For anyone who has had a baby:

  1. Ask for support from friends and family. This may be asking them to come over and watch bub whilst you nap or it may involve cooking a meal or doing your washing. Often friends and family would love to help so asking for that support can make a world of difference to how you cope. 
  2. Whilst some degree of fatigue is normal for a new parent, seek help if you are feeling exhausted and/or overwhelmed. Sometimes particular conditions affecting energy may be more common in the post-partum period (e.g. thyroid problems) so getting checked out and having some blood tests can be helpful. 
  3. Regularly take some time for yourself. Being with your bub 24/7 can be incredibly rewarding but can also be exhausting. Ask a friend/family member to look after bub whilst you do something for yourself. This may be going to the hairdresser or going for a walk on your own or meeting up with another friend. 

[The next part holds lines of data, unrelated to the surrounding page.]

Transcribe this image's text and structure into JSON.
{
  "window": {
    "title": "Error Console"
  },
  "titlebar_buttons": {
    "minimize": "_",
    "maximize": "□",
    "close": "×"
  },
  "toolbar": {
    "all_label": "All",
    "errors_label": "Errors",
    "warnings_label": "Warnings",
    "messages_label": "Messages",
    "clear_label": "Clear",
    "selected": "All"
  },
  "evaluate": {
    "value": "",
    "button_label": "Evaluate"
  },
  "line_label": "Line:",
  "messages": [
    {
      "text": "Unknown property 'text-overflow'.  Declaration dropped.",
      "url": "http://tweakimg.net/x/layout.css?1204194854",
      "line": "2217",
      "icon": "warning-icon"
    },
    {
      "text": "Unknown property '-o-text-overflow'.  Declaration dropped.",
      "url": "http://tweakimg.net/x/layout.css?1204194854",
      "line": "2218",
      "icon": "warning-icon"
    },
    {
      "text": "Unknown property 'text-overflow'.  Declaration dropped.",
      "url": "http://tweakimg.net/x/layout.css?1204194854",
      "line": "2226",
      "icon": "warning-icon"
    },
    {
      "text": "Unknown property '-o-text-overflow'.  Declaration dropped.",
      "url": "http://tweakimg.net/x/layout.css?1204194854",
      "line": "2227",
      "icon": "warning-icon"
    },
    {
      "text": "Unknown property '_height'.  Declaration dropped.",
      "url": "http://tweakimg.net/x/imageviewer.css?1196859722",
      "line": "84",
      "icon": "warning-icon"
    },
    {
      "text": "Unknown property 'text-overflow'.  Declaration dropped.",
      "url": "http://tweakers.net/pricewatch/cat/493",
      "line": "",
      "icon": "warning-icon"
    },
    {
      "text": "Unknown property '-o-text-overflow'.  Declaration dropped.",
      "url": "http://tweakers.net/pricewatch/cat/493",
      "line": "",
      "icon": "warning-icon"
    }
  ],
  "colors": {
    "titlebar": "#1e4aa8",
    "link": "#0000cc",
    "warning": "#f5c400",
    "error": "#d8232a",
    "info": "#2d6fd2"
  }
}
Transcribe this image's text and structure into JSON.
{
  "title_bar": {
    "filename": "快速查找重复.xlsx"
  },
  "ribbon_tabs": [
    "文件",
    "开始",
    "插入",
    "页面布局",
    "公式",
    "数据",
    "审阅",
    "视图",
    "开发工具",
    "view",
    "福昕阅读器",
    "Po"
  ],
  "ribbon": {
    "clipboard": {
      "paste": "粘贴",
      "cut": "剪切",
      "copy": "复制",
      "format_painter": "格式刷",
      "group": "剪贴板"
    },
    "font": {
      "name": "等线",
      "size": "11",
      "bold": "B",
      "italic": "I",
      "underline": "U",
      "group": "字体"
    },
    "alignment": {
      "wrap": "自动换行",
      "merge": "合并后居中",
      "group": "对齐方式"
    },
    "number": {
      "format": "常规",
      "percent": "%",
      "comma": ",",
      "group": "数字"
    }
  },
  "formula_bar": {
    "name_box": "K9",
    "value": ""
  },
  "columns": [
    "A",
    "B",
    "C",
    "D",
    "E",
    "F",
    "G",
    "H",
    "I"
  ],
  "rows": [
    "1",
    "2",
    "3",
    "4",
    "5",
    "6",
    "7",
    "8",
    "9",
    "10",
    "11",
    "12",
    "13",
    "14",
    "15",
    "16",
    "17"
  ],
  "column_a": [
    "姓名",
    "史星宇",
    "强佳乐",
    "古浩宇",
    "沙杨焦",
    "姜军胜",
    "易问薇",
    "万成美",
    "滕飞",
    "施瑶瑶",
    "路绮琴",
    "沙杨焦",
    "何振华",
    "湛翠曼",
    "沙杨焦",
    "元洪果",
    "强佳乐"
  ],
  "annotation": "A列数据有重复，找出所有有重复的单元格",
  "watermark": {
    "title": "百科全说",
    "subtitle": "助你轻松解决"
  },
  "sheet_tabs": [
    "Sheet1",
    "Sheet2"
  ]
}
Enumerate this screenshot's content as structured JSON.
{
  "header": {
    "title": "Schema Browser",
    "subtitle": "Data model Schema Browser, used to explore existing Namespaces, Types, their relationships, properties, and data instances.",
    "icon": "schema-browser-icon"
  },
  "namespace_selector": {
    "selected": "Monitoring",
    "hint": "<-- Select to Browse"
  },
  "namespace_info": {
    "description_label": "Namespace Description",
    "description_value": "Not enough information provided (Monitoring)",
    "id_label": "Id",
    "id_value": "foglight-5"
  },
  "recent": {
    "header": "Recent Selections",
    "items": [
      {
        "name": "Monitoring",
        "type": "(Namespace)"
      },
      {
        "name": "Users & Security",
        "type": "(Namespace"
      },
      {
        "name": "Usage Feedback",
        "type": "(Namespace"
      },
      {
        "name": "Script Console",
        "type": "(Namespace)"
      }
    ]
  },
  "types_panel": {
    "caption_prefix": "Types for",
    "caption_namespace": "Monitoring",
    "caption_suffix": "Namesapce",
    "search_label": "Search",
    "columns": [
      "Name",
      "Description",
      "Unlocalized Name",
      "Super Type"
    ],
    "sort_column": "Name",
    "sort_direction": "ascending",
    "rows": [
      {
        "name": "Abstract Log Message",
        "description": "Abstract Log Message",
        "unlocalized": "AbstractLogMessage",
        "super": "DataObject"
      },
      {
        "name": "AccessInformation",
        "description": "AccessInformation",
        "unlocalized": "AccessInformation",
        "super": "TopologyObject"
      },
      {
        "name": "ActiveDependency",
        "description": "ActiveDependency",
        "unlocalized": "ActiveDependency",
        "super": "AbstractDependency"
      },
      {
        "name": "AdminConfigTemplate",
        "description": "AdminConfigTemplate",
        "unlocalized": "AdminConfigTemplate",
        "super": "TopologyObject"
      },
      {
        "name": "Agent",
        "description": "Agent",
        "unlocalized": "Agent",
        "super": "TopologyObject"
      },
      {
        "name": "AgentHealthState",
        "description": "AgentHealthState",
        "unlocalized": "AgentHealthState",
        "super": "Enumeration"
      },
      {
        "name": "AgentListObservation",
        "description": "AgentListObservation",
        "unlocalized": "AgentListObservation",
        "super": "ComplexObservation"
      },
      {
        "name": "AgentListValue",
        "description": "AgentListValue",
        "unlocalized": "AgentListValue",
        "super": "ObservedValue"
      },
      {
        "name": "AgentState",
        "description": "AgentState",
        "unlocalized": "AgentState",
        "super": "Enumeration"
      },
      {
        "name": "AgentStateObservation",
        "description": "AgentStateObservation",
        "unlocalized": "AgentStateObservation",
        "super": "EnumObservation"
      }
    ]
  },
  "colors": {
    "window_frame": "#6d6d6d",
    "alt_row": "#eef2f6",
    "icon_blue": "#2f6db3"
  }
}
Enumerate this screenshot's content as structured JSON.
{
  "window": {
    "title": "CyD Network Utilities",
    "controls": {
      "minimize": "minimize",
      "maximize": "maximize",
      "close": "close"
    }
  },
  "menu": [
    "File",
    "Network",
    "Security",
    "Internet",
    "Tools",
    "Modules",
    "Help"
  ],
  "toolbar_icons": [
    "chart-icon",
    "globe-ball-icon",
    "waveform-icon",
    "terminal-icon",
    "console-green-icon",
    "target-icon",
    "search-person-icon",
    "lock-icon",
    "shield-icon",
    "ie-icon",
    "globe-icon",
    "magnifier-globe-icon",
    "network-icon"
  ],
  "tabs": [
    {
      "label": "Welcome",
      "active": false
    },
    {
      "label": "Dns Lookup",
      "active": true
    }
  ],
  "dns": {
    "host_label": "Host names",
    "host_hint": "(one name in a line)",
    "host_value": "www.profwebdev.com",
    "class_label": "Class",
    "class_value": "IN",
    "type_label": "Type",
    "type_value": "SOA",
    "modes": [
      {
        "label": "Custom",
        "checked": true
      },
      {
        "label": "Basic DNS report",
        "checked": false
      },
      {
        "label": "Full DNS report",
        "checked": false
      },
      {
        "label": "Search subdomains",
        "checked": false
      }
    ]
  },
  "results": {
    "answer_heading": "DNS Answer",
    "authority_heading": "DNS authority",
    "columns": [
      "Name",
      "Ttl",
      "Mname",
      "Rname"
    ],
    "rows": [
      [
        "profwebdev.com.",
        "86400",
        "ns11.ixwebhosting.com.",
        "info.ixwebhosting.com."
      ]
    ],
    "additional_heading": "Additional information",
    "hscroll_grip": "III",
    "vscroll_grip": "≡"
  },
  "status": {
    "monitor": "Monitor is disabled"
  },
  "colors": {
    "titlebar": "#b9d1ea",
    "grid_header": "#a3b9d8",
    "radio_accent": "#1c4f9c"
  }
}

What are some of your favourite fertility / IVF / pregnancy / postpartum resources that you share with you patients?

The number one would be our book “Create a Fertile Life” which has step by step guidelines around what you can do to improve your fertility. Or alternatively the condensed free version of this, which is our e-book –  12 step guide to create your fertile life.
Download the free 12 Step Guide to Create Your Fertile Life

What things do you do (almost) everyday for your own good health?

Having clear boundaries with work and life. Regularly doing things that make me happy. Eating a healthy diet. Exercising regularly. Not taking on too much; saying no when I am feeling overloaded. Meeting up with friends and family regularly. 

If you speak any languages other than English please share what they are here.

English only.

Can I see you in person or via Telehealth? 

I consult both in person and via Telehealth.